What is Unate / Non-unate Cell in Static Timing Analysis?

What is Unate / Non-unate Cell in Static Timing Analysis?

When you study digital circuit design, you come across unate / non-unate cell, and at first you think, "What's the point?"

Unateness is a criterion for STAs to "safely and monotonically define the worst case with simple rules". This is to reduce performance (runtime) and pessimism.

1) Unate / Non-unate: One-line definition

  • Unate cell: an input transition (rise/fall) monotonically determines the output transition direction for a given input pin.
    → STA can fix the transition direction and compute the worst case. Therefore, the number of cases that need to be calculated is small.
  • For example, an AND Gate will either have an input pin transition, and the output pin will have a signal transition in the same direction, or it will keep the previous signal.
    • This is called a Positive unate.
    • Conversely, if the output pin signal moves in the opposite direction of the input pin, this is called a Negative unate.
  • Non-unate cell: The direction of the output transition may vary depending on the situation (different input states/conditions).
    → STA cannot fix the transition direction, so case split is required.
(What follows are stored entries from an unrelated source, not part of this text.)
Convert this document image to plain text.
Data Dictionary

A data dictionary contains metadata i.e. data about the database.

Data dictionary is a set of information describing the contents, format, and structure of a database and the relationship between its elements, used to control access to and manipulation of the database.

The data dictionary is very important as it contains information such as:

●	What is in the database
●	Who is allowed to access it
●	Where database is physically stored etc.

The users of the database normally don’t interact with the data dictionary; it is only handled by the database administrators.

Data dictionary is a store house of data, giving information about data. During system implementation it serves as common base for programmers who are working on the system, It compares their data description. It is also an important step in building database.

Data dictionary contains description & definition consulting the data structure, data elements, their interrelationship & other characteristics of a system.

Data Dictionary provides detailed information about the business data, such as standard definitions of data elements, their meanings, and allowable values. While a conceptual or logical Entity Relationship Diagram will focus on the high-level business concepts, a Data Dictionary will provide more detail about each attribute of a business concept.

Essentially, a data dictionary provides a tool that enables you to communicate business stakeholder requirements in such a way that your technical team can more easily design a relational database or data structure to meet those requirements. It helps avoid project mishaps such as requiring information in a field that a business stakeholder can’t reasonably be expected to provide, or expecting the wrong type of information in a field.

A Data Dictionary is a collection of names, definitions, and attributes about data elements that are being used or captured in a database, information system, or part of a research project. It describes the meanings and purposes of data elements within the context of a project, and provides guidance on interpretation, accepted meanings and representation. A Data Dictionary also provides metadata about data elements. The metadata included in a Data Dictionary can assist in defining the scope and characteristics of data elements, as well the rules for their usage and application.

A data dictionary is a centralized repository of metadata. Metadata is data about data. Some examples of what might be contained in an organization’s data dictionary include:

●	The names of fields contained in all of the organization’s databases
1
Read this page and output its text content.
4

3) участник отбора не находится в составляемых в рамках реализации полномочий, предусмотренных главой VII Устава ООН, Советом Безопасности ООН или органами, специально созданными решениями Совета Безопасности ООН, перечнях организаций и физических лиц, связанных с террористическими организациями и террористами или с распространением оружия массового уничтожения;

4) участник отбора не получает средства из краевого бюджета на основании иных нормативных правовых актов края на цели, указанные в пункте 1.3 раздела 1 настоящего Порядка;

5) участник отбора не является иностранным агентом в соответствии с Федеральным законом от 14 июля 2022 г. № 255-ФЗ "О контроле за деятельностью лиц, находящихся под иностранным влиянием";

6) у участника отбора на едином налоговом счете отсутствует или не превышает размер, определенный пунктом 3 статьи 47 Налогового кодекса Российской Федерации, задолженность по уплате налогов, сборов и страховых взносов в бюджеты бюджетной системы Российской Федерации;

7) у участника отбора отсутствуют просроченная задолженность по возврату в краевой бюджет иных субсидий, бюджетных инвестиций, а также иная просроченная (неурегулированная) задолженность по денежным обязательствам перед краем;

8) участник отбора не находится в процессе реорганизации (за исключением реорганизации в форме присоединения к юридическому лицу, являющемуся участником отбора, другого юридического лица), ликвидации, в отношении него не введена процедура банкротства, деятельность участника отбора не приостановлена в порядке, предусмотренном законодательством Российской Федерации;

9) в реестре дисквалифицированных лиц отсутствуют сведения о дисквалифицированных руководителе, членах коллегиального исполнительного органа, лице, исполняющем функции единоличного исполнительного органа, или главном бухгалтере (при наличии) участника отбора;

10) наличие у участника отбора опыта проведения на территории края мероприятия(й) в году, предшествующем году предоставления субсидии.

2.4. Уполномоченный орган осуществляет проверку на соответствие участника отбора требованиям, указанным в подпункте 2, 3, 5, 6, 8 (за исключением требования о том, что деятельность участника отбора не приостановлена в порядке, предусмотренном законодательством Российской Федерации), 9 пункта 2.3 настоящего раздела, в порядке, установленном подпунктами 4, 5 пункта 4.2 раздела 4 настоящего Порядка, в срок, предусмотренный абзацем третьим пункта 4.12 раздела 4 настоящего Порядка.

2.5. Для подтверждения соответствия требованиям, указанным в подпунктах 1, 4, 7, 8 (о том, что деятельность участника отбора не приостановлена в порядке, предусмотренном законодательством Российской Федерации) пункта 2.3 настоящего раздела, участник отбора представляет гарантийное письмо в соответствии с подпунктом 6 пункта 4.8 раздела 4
In other words, "non-unate branches the timing arc/transitive case and enumerates the different cases. (partial enumeration)."


2) Why Liberty's timing_sense is important

A library (.lib) usually contains the following.
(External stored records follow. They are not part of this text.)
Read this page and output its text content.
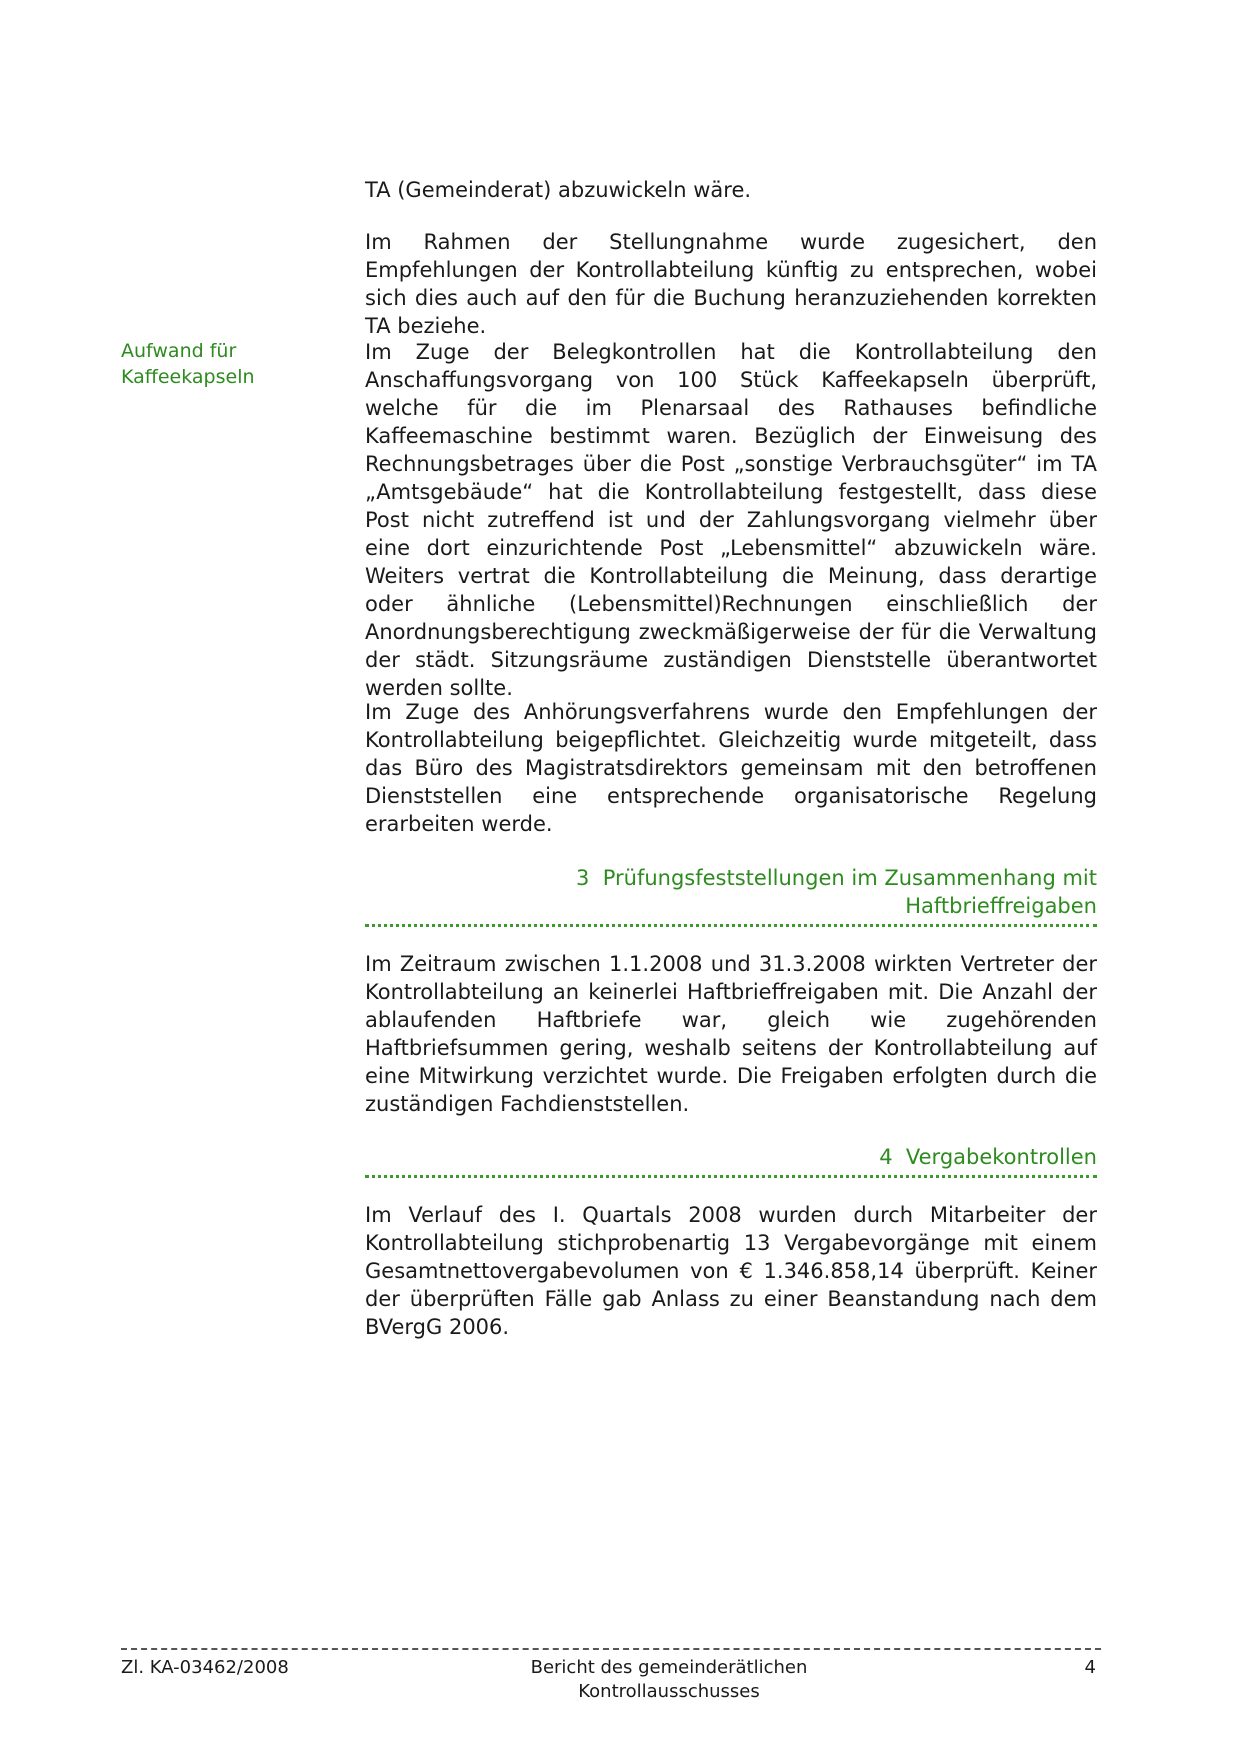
TA (Gemeinderat) abzuwickeln wäre.

Im Rahmen der Stellungnahme wurde zugesichert, den Empfehlungen der Kontrollabteilung künftig zu entsprechen, wobei sich dies auch auf den für die Buchung heranzuziehenden korrekten TA beziehe.

Aufwand für
Kaffeekapseln

Im Zuge der Belegkontrollen hat die Kontrollabteilung den Anschaffungsvorgang von 100 Stück Kaffeekapseln überprüft, welche für die im Plenarsaal des Rathauses befindliche Kaffeemaschine bestimmt waren. Bezüglich der Einweisung des Rechnungsbetrages über die Post „sonstige Verbrauchsgüter“ im TA „Amtsgebäude“ hat die Kontrollabteilung festgestellt, dass diese Post nicht zutreffend ist und der Zahlungsvorgang vielmehr über eine dort einzurichtende Post „Lebensmittel“ abzuwickeln wäre. Weiters vertrat die Kontrollabteilung die Meinung, dass derartige oder ähnliche (Lebensmittel)Rechnungen einschließlich der Anordnungsberechtigung zweckmäßigerweise der für die Verwaltung der städt. Sitzungsräume zuständigen Dienststelle überantwortet werden sollte.

Im Zuge des Anhörungsverfahrens wurde den Empfehlungen der Kontrollabteilung beigepflichtet. Gleichzeitig wurde mitgeteilt, dass das Büro des Magistratsdirektors gemeinsam mit den betroffenen Dienststellen eine entsprechende organisatorische Regelung erarbeiten werde.

3  Prüfungsfeststellungen im Zusammenhang mit
Haftbrieffreigaben

Im Zeitraum zwischen 1.1.2008 und 31.3.2008 wirkten Vertreter der Kontrollabteilung an keinerlei Haftbrieffreigaben mit. Die Anzahl der ablaufenden Haftbriefe war, gleich wie zugehörenden Haftbriefsummen gering, weshalb seitens der Kontrollabteilung auf eine Mitwirkung verzichtet wurde. Die Freigaben erfolgten durch die zuständigen Fachdienststellen.

4  Vergabekontrollen

Im Verlauf des I. Quartals 2008 wurden durch Mitarbeiter der Kontrollabteilung stichprobenartig 13 Vergabevorgänge mit einem Gesamtnettovergabevolumen von € 1.346.858,14 überprüft. Keiner der überprüften Fälle gab Anlass zu einer Beanstandung nach dem BVergG 2006.

Zl. KA-03462/2008	Bericht des gemeinderätlichen Kontrollausschusses
4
  • timing_sense: positive_unate
  • timing_sense: negative_unate
  • timing_sense: non_unate

What this line does is simple:

It allows an STA engine like PrimeTime to determine which timing arcs are 'prunable based on Monotonicity'.

Unate side:

  • The transition direction of the corresponding pin is fixed, so
  • there are fewer candidate arcs/cases.

Non-unate side:

  • The possible arcs/cases are viewed more broadly, so
  • runtime↑ + pessimism↑ are more likely.

3) 왜 “퍼포먼스 때문만”은 아닌가

맞다, non-unate can slow down STA due to branching.
But more importantly:

Unate makes it easy for STA to make a "safe upper bound" (conservatism that doesn't miss the worst case) by making the monotonicity assumption.
Non-unate breaks that assumption, forcing the engine to be more conservative (=pessimistic)."

In other words, unate/non-unate is not an "engine optimization trick", but an assumption condition of the STA math model.


4) Why non-unate cells are a headache in timing calculations

(1) XOR: A classic non-unate

In an XOR, the "direction" in which the input change affects the output is not fixed.

Consequences:

  • Increased timing arc/case
  • Difficult to prune
  • More pessimistic behavior may be verified in the STA than in the actual circuit.